Örneğin cinlerin, meleklerin, nebilerin ve sâlih kimselerin isimleriyle yapılan rukyeler, bu tür rukyelerdendir. Allah Teâlâ'dan başkasına yalvarmak olan bu davranış, büyük şirktir veya rukyenin Arapça olmaması ve anlamı bilinmeyen şeylerle yapılmasıdır. Böylelikle kişi küfür veya şirk rukyeye düşer de onun bundan habersiz olmasından korkulur. Dolayısıyla bu tür rukye dînen yasaktır.

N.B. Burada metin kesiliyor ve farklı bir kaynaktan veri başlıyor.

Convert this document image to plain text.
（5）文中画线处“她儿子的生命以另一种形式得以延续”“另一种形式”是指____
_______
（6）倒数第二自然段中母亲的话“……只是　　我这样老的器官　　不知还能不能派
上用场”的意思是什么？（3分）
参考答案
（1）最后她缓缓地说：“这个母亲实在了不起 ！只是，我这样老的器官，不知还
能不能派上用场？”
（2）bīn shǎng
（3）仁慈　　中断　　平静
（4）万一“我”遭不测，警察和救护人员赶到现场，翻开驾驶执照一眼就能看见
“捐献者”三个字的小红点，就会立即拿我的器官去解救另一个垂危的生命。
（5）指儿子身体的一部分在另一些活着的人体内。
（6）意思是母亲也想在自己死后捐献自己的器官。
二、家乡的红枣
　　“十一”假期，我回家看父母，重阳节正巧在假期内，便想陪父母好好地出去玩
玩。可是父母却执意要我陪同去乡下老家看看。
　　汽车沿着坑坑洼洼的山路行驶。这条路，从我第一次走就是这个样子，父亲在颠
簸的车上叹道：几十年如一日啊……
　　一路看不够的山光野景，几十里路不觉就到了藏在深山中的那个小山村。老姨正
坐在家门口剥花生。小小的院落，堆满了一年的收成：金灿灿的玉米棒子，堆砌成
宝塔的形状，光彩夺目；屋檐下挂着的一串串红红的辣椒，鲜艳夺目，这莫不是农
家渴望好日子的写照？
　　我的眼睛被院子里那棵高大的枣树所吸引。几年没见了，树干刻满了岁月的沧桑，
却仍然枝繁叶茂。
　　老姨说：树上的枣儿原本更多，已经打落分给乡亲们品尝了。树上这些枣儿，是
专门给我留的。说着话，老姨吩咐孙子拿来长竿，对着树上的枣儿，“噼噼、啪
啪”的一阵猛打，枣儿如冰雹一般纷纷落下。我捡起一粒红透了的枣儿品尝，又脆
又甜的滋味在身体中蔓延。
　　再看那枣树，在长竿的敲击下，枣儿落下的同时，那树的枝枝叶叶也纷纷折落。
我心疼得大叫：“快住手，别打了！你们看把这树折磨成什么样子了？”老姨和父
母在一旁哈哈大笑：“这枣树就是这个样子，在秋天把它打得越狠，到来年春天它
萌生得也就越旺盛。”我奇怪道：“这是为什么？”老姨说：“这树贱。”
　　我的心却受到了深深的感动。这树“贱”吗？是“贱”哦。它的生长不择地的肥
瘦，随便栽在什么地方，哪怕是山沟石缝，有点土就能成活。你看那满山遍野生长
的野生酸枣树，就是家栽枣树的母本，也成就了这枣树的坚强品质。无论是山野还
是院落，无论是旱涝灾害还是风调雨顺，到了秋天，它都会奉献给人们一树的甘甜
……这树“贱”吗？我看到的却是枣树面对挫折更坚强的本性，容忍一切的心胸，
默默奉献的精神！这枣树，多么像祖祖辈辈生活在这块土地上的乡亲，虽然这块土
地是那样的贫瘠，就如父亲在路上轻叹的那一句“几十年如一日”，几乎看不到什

Nazarlık: Göz değmesin diye çocukların boyunlarına asılan şeydir. Kadın olsun, erkek olsun, büyüklerin boyunlarına da asılan bu nazarlıklar iki çeşittir:
Birinci çeşit nazarlık: Kur'an-ı Kerîm'den bazı âyetleri veya Allah Teâlâ'nın bazı isim ve sıfatlarını yazıp ondan şifâ dilemek için boyunlara asılan nazarlıklardır ki, bunları asmanın hükmü konusunda âlimler iki görüştedirler:
Birinci görüş: Boyuna )bu tür(nazarlık asmak, câizdir.
Abdullah b. Amr b. Âs -radıyallahu anhuma- bu görüştedir. Âişe'den -radıyallahu anhâ- rivâyet edilen hadis bunu göstermektedir.
Ayrıca Ebû Câfer Bâkır ile -bir rivâyetinde de- İmam Ahmed b. Hanbel bu görüştedirler. Bu görüşteki âlimler, boyuna nazarlık asmanın yasak oluşu hakkında )Abdullah b. Mes'ud'dan(rivâyet edilen hadisi, şirk içeren nazarlıklar olarak yorumlamışlardır.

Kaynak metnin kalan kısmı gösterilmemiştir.